Painter & Printmaker
Jessie Furber was born early January 1880 in Whitchurch at the family home, Copyhold Houses, 14 Watergate Street. Her father’s occupation at this time was that of a commercial teacher, having a small private school in the town at 26 Barkhill.
She was the fourth of five children, having two elder sisters and an elder brother.Two years after Jessie’s birth another brother was born.
Her father Robert later became the editor of the Whitchurch Herald, the local newspaper that had been established in 1869.
Jessie trained at Kensington Schools of Art in London and exhibited between 1908 and 1938. She is recorded as exhibiting at the Royal Academy and the Walker Art Gallery.
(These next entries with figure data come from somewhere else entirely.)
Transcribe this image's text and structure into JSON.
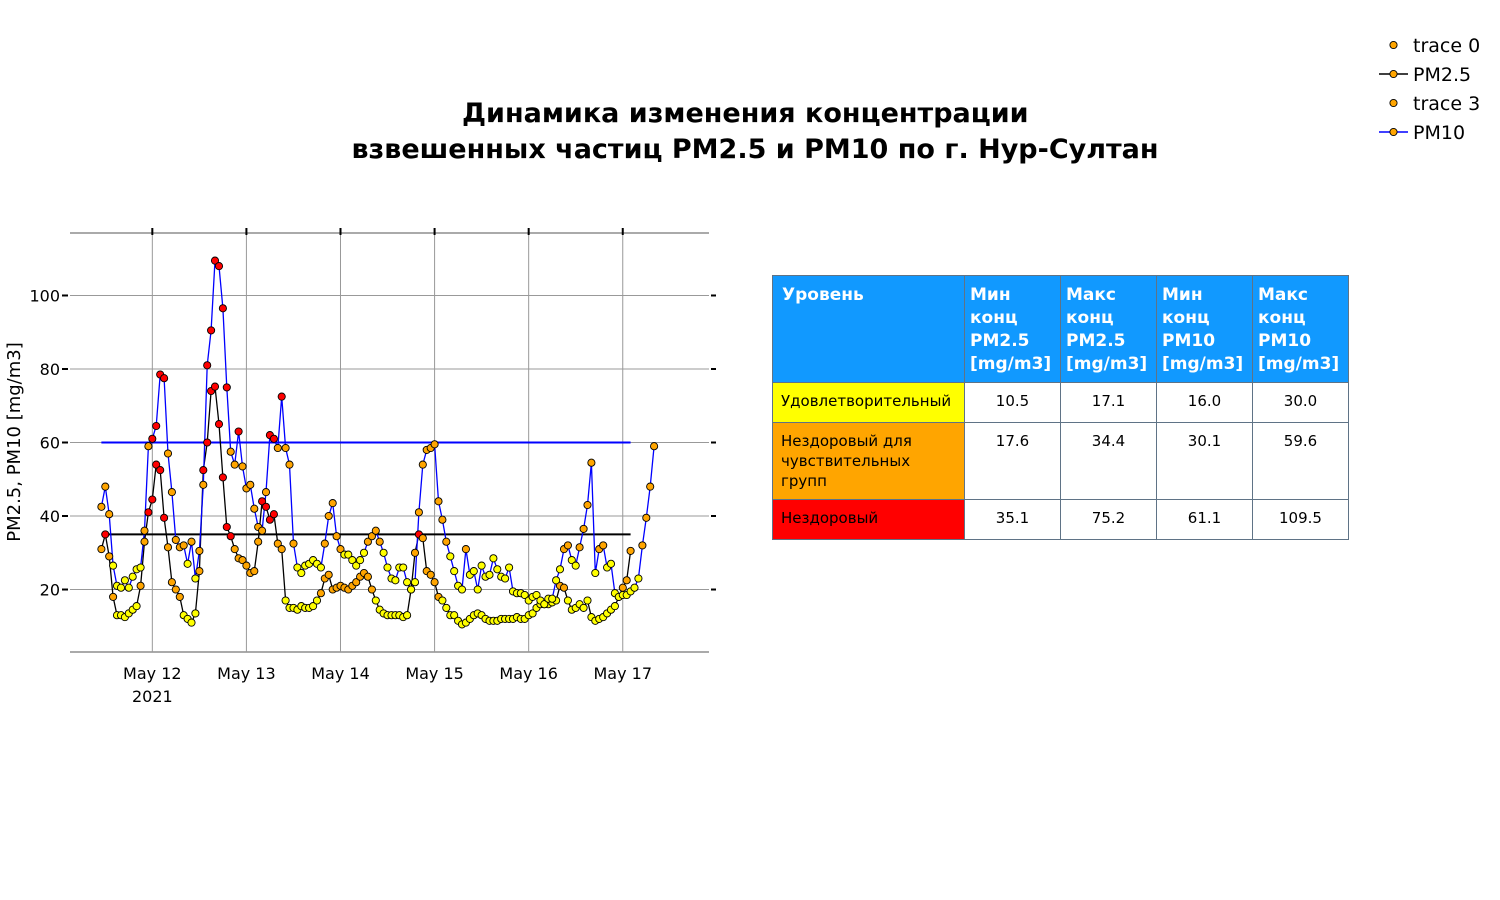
{
  "title_lines": [
    "Динамика изменения концентрации",
    "взвешенных частиц PM2.5 и PM10 по г. Нур-Султан"
  ],
  "legend": {
    "items": [
      {
        "label": "trace 0",
        "kind": "marker"
      },
      {
        "label": "PM2.5",
        "kind": "line-marker",
        "color": "#000000"
      },
      {
        "label": "trace 3",
        "kind": "marker"
      },
      {
        "label": "PM10",
        "kind": "line-marker",
        "color": "#0000ff"
      }
    ]
  },
  "table": {
    "columns": [
      "Уровень",
      "Мин\n конц\nPM2.5\n[mg/m3]",
      "Макс\nконц\nPM2.5\n[mg/m3]",
      "Мин\n конц\nPM10\n[mg/m3]",
      "Макс\nконц\nPM10\n[mg/m3]"
    ],
    "rows": [
      {
        "level": "Удовлетворительный",
        "color": "#ffff00",
        "pm25_min": "10.5",
        "pm25_max": "17.1",
        "pm10_min": "16.0",
        "pm10_max": "30.0"
      },
      {
        "level": "Нездоровый для чувствительных групп",
        "color": "#ffa500",
        "pm25_min": "17.6",
        "pm25_max": "34.4",
        "pm10_min": "30.1",
        "pm10_max": "59.6"
      },
      {
        "level": "Нездоровый",
        "color": "#ff0000",
        "pm25_min": "35.1",
        "pm25_max": "75.2",
        "pm10_min": "61.1",
        "pm10_max": "109.5"
      }
    ]
  },
  "chart_data": {
    "type": "line",
    "ylabel": "PM2.5, PM10 [mg/m3]",
    "xlabel": "",
    "x_start": "2021-05-11T11:00",
    "x_step_hours": 1,
    "x_range": [
      "2021-05-11T03:00",
      "2021-05-17T22:00"
    ],
    "ylim": [
      3,
      117
    ],
    "yticks": [
      20,
      40,
      60,
      80,
      100
    ],
    "xticks": [
      {
        "date": "2021-05-12",
        "label": "May 12",
        "sublabel": "2021"
      },
      {
        "date": "2021-05-13",
        "label": "May 13",
        "sublabel": ""
      },
      {
        "date": "2021-05-14",
        "label": "May 14",
        "sublabel": ""
      },
      {
        "date": "2021-05-15",
        "label": "May 15",
        "sublabel": ""
      },
      {
        "date": "2021-05-16",
        "label": "May 16",
        "sublabel": ""
      },
      {
        "date": "2021-05-17",
        "label": "May 17",
        "sublabel": ""
      }
    ],
    "grid": true,
    "legend_position": "top-right",
    "thresholds": [
      {
        "series": "PM2.5",
        "value": 35,
        "color": "#000000"
      },
      {
        "series": "PM10",
        "value": 60,
        "color": "#0000ff"
      }
    ],
    "level_colors": {
      "good": "#ffff00",
      "sensitive": "#ffa500",
      "unhealthy": "#ff0000"
    },
    "series": [
      {
        "name": "PM2.5",
        "color": "#000000",
        "values": [
          31,
          35,
          29,
          18,
          13,
          13,
          12.5,
          13.5,
          14.5,
          15.5,
          21,
          33,
          41,
          44.5,
          54,
          52.5,
          39.5,
          31.5,
          22,
          20,
          18,
          13,
          12,
          11,
          13.5,
          25,
          52.5,
          60,
          74,
          75.2,
          65,
          50.5,
          37,
          34.5,
          31,
          28.5,
          28,
          26.5,
          24.5,
          25,
          33,
          44,
          42.5,
          39,
          40.5,
          32.5,
          31,
          17,
          15,
          15,
          14.5,
          15.5,
          15,
          15,
          15.5,
          17,
          19,
          23,
          24,
          20,
          20.5,
          21,
          20.5,
          20,
          21,
          22,
          23.5,
          24.5,
          23.5,
          20,
          17,
          14.5,
          13.5,
          13,
          13,
          13,
          13,
          12.5,
          13,
          20,
          30,
          35,
          34,
          25,
          24,
          22,
          18,
          17,
          15,
          13,
          13,
          11.5,
          10.5,
          11,
          12,
          13,
          13.5,
          13,
          12,
          11.5,
          11.5,
          11.5,
          12,
          12,
          12,
          12,
          12.5,
          12,
          12,
          13,
          13.5,
          15,
          16,
          16,
          16,
          16.5,
          17,
          21,
          20.5,
          17,
          14.5,
          15,
          16,
          15,
          17,
          12.5,
          11.5,
          12,
          12.5,
          13.5,
          14.5,
          15.5,
          18,
          20.5,
          22.5,
          30.5
        ]
      },
      {
        "name": "PM10",
        "color": "#0000ff",
        "values": [
          42.5,
          48,
          40.5,
          26.5,
          21,
          20.5,
          22.5,
          20.5,
          23.5,
          25.5,
          26,
          36,
          59,
          61,
          64.5,
          78.5,
          77.5,
          57,
          46.5,
          33.5,
          31.5,
          32,
          27,
          33,
          23,
          30.5,
          48.5,
          81,
          90.5,
          109.5,
          108,
          96.5,
          75,
          57.5,
          54,
          63,
          53.5,
          47.5,
          48.5,
          42,
          37,
          36,
          46.5,
          62,
          61,
          58.5,
          72.5,
          58.5,
          54,
          32.5,
          26,
          24.5,
          26.5,
          27,
          28,
          27,
          26,
          32.5,
          40,
          43.5,
          34.5,
          31,
          29.5,
          29.5,
          28,
          26.5,
          28,
          30,
          33,
          34.5,
          36,
          33,
          30,
          26,
          23,
          22.5,
          26,
          26,
          22,
          20,
          22,
          41,
          54,
          58,
          58.5,
          59.5,
          44,
          39,
          33,
          29,
          25,
          21,
          20,
          31,
          24,
          25,
          20,
          26.5,
          23.5,
          24,
          28.5,
          25.5,
          23.5,
          23,
          26,
          19.5,
          19,
          19,
          18.5,
          17,
          18,
          18.5,
          17,
          16,
          17.5,
          17.5,
          22.5,
          25.5,
          31,
          32,
          28,
          26.5,
          31.5,
          36.5,
          43,
          54.5,
          24.5,
          31,
          32,
          26,
          27,
          19,
          18,
          18.5,
          18.5,
          19.5,
          20.5,
          23,
          32,
          39.5,
          48,
          59
        ]
      }
    ]
  }
}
She was a specialist in mezzotints. This was a printmaking process where tones and half-tones were produced by roughening the metal plates with thousands of little dots. This was done using a metal tool with small teeth called a ‘rocker’. Because the pits in the plate were not deep the pressure of the press quickly smoothes them out. Therefore only a small number of top-quality impressions can be created.
The British Museum hold four of her prints. These titles include Scene in Normandy, a landscape with a view along track with cart at centre, two figures in foreground, sheep in field beyond and H.R.H. Princess Elizabeth, a portrait of young princess seated holding basket of flowers, three-quarter length, wearing white dress with pale blue sash. The third and fourth prints are both entitled Mrs Davenport, a portrait of young woman wearing hat and fur-trimmed cloak, almost half-length to left, face three-quarter to left, one being in colour and the other in monochrome. Whitchurch Heritage Centre holds a framed print of the colour portrait of Mrs Davenport as well as other smaller works by the artist.
In 1938 she presented four letters written by Sir Edward German to her father, Robert, to the British Library.
Jessie Rendle Furber died in 1966 and her ashes were scattered in Whitchurch Graveyard.